Alberobello nüfusu 10.000 dolaylarında küçük bir kasaba olup Harran evlerine benzeyen taş kaplı konik çatılı, Trulli evleri ile meşhur. İlk olarak XIV. yüzyılda inşa edilmeye başlanan bu evlerin farklı bir hikâyesi var. Bir anlatıya göre fakir olan halkın vergi korkusuyla ürettiği bir çözüm. Bu çatılar kolaylıkla sökülebilir ve sonra tekrar yapılabilir olduğu için tercih edilmiş. Bir yamaca yapılmış olan bu evler büyük bir mahalle oluşturuyor. Bize anlatılan vergi konusu pek de inandırıcı gelmedi. Bölgede bulunan 3-5 santimetre kalınlığındaki kayrak taşları ile yapılan konik kubbelerin bir alanı kapatmak için en uygun yöresel malzeme olduğu için tercih edildiğini düşündük.
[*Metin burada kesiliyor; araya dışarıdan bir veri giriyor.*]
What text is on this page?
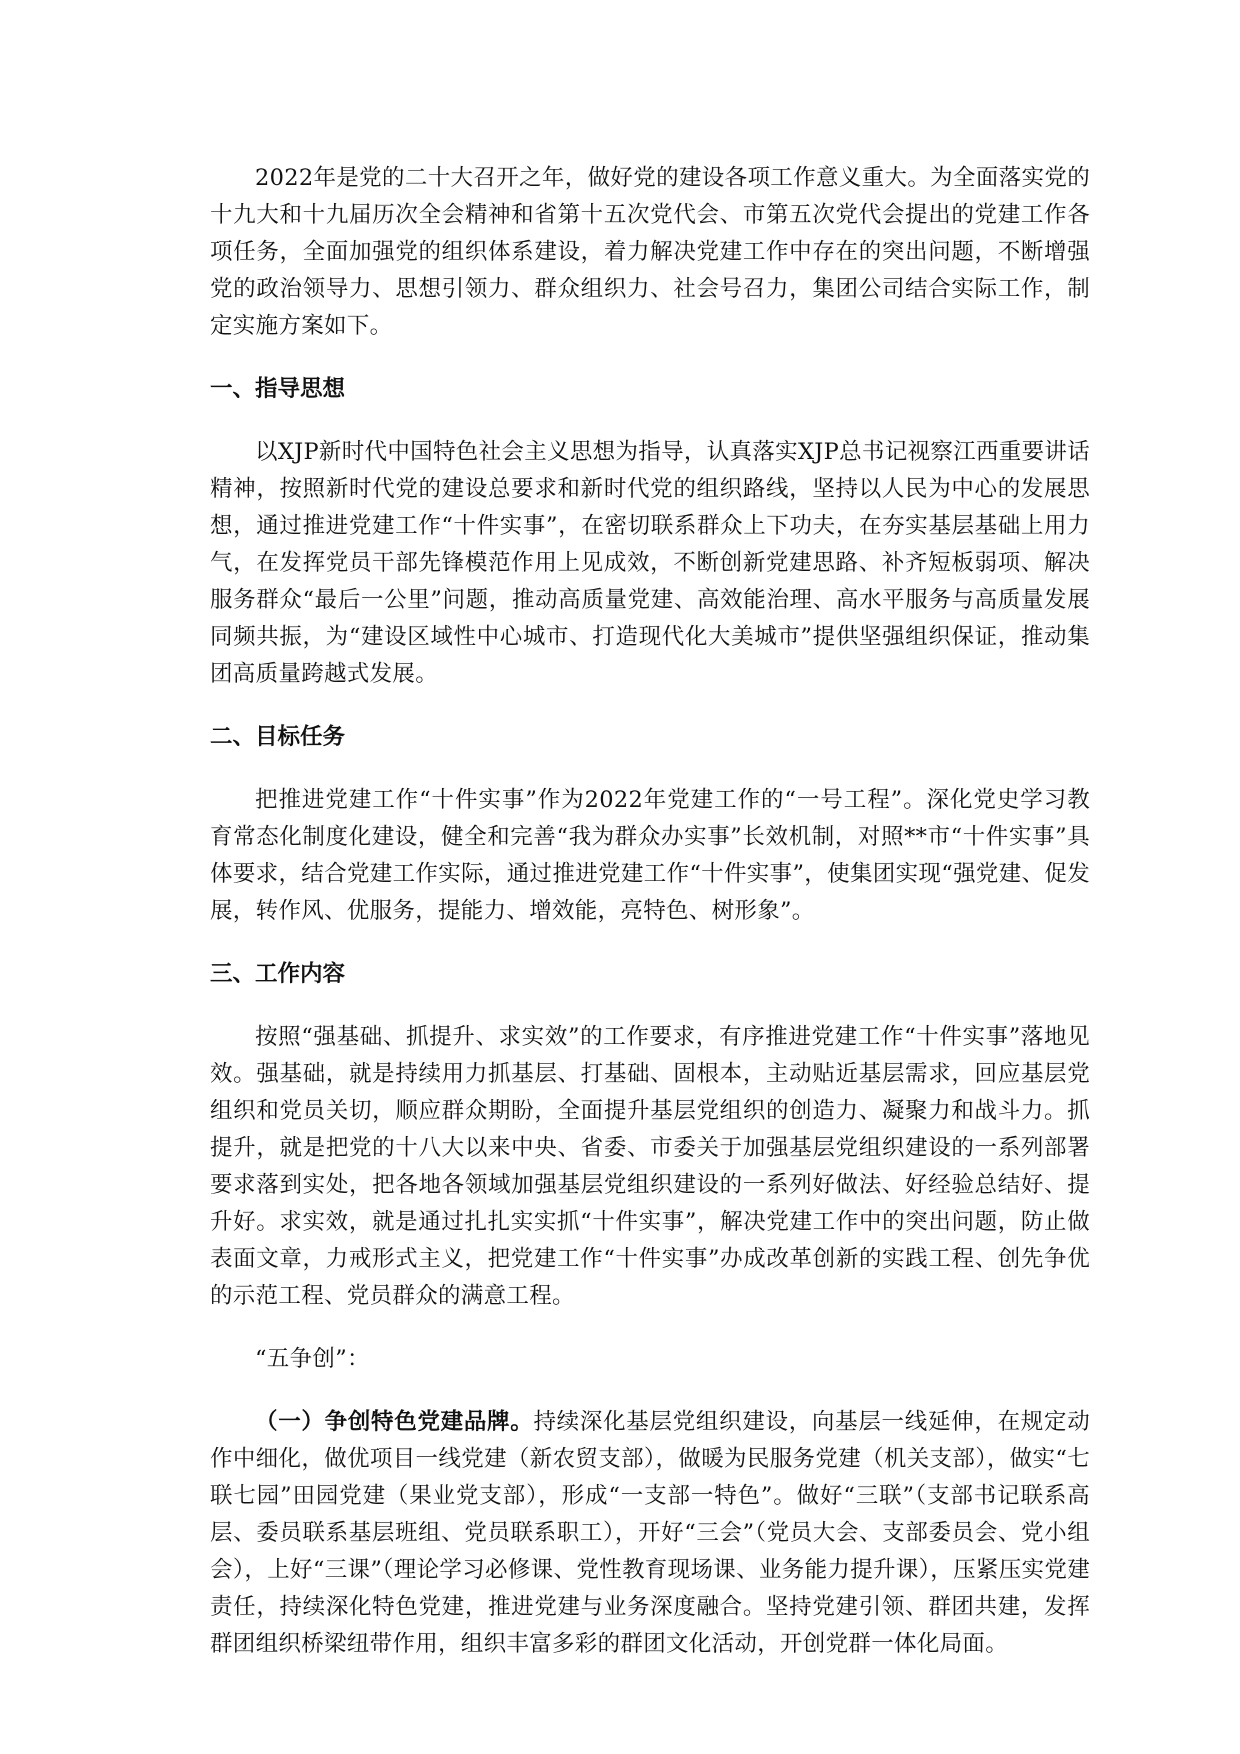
2022年是党的二十大召开之年，做好党的建设各项工作意义重大。为全面落实党的十九大和十九届历次全会精神和省第十五次党代会、市第五次党代会提出的党建工作各项任务，全面加强党的组织体系建设，着力解决党建工作中存在的突出问题，不断增强党的政治领导力、思想引领力、群众组织力、社会号召力，集团公司结合实际工作，制定实施方案如下。

一、指导思想

以XJP新时代中国特色社会主义思想为指导，认真落实XJP总书记视察江西重要讲话精神，按照新时代党的建设总要求和新时代党的组织路线，坚持以人民为中心的发展思想，通过推进党建工作“十件实事”，在密切联系群众上下功夫，在夯实基层基础上用力气，在发挥党员干部先锋模范作用上见成效，不断创新党建思路、补齐短板弱项、解决服务群众“最后一公里”问题，推动高质量党建、高效能治理、高水平服务与高质量发展同频共振，为“建设区域性中心城市、打造现代化大美城市”提供坚强组织保证，推动集团高质量跨越式发展。

二、目标任务

把推进党建工作“十件实事”作为2022年党建工作的“一号工程”。深化党史学习教育常态化制度化建设，健全和完善“我为群众办实事”长效机制，对照**市“十件实事”具体要求，结合党建工作实际，通过推进党建工作“十件实事”，使集团实现“强党建、促发展，转作风、优服务，提能力、增效能，亮特色、树形象”。

三、工作内容

按照“强基础、抓提升、求实效”的工作要求，有序推进党建工作“十件实事”落地见效。强基础，就是持续用力抓基层、打基础、固根本，主动贴近基层需求，回应基层党组织和党员关切，顺应群众期盼，全面提升基层党组织的创造力、凝聚力和战斗力。抓提升，就是把党的十八大以来中央、省委、市委关于加强基层党组织建设的一系列部署要求落到实处，把各地各领域加强基层党组织建设的一系列好做法、好经验总结好、提升好。求实效，就是通过扎扎实实抓“十件实事”，解决党建工作中的突出问题，防止做表面文章，力戒形式主义，把党建工作“十件实事”办成改革创新的实践工程、创先争优的示范工程、党员群众的满意工程。

“五争创”：

（一）争创特色党建品牌。持续深化基层党组织建设，向基层一线延伸，在规定动作中细化，做优项目一线党建（新农贸支部），做暖为民服务党建（机关支部），做实“七联七园”田园党建（果业党支部），形成“一支部一特色”。做好“三联”（支部书记联系高层、委员联系基层班组、党员联系职工），开好“三会”（党员大会、支部委员会、党小组会），上好“三课”（理论学习必修课、党性教育现场课、业务能力提升课），压紧压实党建责任，持续深化特色党建，推进党建与业务深度融合。坚持党建引领、群团共建，发挥群团组织桥梁纽带作用，组织丰富多彩的群团文化活动，开创党群一体化局面。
Bu küçük kasaba da UNESCO tarafından 1996 yılında “Dünya Mirası” olarak ilan edilmiş. Kasabanın kilisesi dahil tüm yapıları bu tür kayrak taşıyla örtülü, yapıların beden duvarları ise farklı bir taştan yapılmış ve hemen hepsi bembeyaz badanalanmış. Bazı çatıların üzerine kireç badana ile semboller çizilerek merak uyandırıcı bir görüntünün ortaya çıkması sağlanmış. Sokak sokak bu ilginç yapıları dolaşırken, birden karışımıza bir onarım faaliyeti çıktı. İki usta taş duvarın üzerine betonarme bir kiriş yapıyordu. Hemen fotoğrafını çekmek istedim, çalışanlardan biri mâni olmaya kalkıştı. Çünkü bu tür bir müdahalenin şehri gezenler tarafından görülmesi istenmiyordu. Yapının beden duvarı üzerine yapılan bu tür çağdaş bir müdahalenin, yapının içinde yaşayanlar dışında hiç kimseyi ilgilendirmediğini, önemli olan yapıların dıştan görünüşleri olduğunu söylediler. Evlerin tüm dış duvarları, kalın bir sıva tabakası ile kaplıydı. Buna karşın bahçe duvarlarının mükemmel taş işçiliğini gördük ve örnek olması açısından hemen hepsinin fotoğraflarını çektik.

Locorotondo

İlk günkü gezimizin son durağı olan Locorotondo, bir tepenin üzerine kurulmuş, 15.000 nüfuslu, küçük bir kasabaydı. Üç katı geçmeyen evleri, onların üzerinden yükselen katedralin kubbesi ve çan kulesi ile çok güzel bir görüntüye sahipti. Bu yerleşmenin de Sassi di Matera gibi hemen hemen tüm sokakları taş kaplıydı. İnsanların yürürken kaymaması için taşların yüzü çentilmişti. Yaklaşan yılbaşı nedeniyle hemen her sokağı süslenmiş olan bu yerleşmenin sokak ve dükkânlarını yoğun bir turist kalabalığı doldurmuştu. Her üç yerleşmede de ilgimizi çeken bir başka durumsa, dar olan sokaklarda hemen hiç ağaç bulunmamasıydı. Buna karşın sokakların tümünde, biraz genişçe olan bölümlere büyük saksılar içine çalı büyüğü ağaçlar yerleştirilmişti.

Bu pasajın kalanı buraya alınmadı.